Tuesday, October 21, 2014

Focus


My apologies for the graininess of the picture above. (Look! Do you see Sasquatch?!!)  Look closely at the middle of the picture, at that thick black tree branch.

After leaving church Monday afternoon, I took the schnoodle for a walk in Fleming Park in the blessed late October warmth. As I walked along the trail, I noticed that big black tree branch and wondered idly why it was so different from the other branches. The walk itself had been beautiful, with so many beautiful sights and smells.  The tree leaves were brilliant, and hawks and gulls wheeled about overhead. The woods smelled ripe and crisp.
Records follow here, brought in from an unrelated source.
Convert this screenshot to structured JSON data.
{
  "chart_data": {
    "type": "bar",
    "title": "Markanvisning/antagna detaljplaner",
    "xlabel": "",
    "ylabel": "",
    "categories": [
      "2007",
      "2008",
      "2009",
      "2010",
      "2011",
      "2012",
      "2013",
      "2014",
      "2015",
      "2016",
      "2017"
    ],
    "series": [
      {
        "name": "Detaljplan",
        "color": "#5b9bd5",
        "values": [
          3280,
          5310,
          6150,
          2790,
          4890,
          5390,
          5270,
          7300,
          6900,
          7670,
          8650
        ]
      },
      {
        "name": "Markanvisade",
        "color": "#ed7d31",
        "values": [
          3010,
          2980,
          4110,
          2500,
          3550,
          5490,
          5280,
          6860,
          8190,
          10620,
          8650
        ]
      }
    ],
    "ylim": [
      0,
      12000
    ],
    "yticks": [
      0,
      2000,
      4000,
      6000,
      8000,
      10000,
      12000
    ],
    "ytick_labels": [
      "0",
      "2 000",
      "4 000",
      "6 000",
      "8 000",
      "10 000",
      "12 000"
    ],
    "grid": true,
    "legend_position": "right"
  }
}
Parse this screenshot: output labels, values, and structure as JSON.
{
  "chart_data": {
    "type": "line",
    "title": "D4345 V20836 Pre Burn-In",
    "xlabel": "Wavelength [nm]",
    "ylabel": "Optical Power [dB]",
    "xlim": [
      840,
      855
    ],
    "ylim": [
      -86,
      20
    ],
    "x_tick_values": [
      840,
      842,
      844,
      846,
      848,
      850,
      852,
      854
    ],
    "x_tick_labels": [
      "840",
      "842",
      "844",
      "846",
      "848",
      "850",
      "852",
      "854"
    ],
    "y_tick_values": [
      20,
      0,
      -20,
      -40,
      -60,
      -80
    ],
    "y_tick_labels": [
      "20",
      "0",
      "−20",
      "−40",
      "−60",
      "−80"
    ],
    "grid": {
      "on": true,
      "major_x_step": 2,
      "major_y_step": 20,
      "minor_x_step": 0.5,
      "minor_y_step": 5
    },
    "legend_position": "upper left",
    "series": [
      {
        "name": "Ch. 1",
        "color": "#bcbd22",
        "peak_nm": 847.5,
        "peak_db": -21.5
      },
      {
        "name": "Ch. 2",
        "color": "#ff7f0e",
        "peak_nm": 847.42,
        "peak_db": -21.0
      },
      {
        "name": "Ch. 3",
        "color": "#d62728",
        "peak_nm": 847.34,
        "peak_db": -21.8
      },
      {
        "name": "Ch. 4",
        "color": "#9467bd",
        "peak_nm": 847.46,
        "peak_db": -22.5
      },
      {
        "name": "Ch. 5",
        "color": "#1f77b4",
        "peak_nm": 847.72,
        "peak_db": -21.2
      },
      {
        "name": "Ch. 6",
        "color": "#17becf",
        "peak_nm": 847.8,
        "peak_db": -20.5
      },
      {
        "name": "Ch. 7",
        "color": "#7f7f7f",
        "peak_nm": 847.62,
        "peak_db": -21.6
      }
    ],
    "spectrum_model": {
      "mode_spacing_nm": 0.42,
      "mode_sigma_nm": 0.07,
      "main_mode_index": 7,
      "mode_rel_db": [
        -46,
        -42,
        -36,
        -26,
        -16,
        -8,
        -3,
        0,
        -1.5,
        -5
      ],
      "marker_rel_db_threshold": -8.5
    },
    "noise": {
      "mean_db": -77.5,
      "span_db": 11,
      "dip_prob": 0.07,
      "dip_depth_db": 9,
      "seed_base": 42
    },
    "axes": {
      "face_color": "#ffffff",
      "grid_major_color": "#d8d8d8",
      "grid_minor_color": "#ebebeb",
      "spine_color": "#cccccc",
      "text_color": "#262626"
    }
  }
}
I found that as I walked and observed, I kept lapsing into prayer, thanking God for the beauty of the day. Other times, when my thoughts moved to people or situations of concern, I would lift them to God in prayer. It was that type of glorious walk that feels surrounded by the presence of God.

Until that moment when I came nose-to-nose with that unusually thick and black tree branch and realized that it was not a tree branch. 

It was a large black snake sunning in a tree.

All gentle and prayerful thoughts fled, and so did I.  (The picture above was taken from a safe distance, once I had stopped running and possibly screaming.)

As I write these words, I’m out of town at a seminar for pastors.  Ken Callahan is our leader, author of many books over the past decades.  His teaching today urged us to focus on and claim our strengths and those things that bring us joy.  He pointed out that to focus on those things that make us tense and anxious will serve simply to give those things power in our lives.

Case in point: my lovely walk in the woods became Death Encounter with Killer Snake in a heartbeat. My personal danger (which was, in reality, nonexistent) did not change a bit from the moment before I noticed the snake to the moment that I did see it. The snake was still sitting there, happily sunning, but his happy snaky sunning changed my experience only because I allowed it to.  My reality didn’t change, but what I gave my attention to did change.

I think Paul had it right in Philippians, when he said, “Finally, beloved, whatever is true, whatever is honourable, whatever is just, whatever is pure, whatever is pleasing, whatever is commendable, if there is any excellence and if there is anything worthy of praise, think about these things” (Philippians 4:8).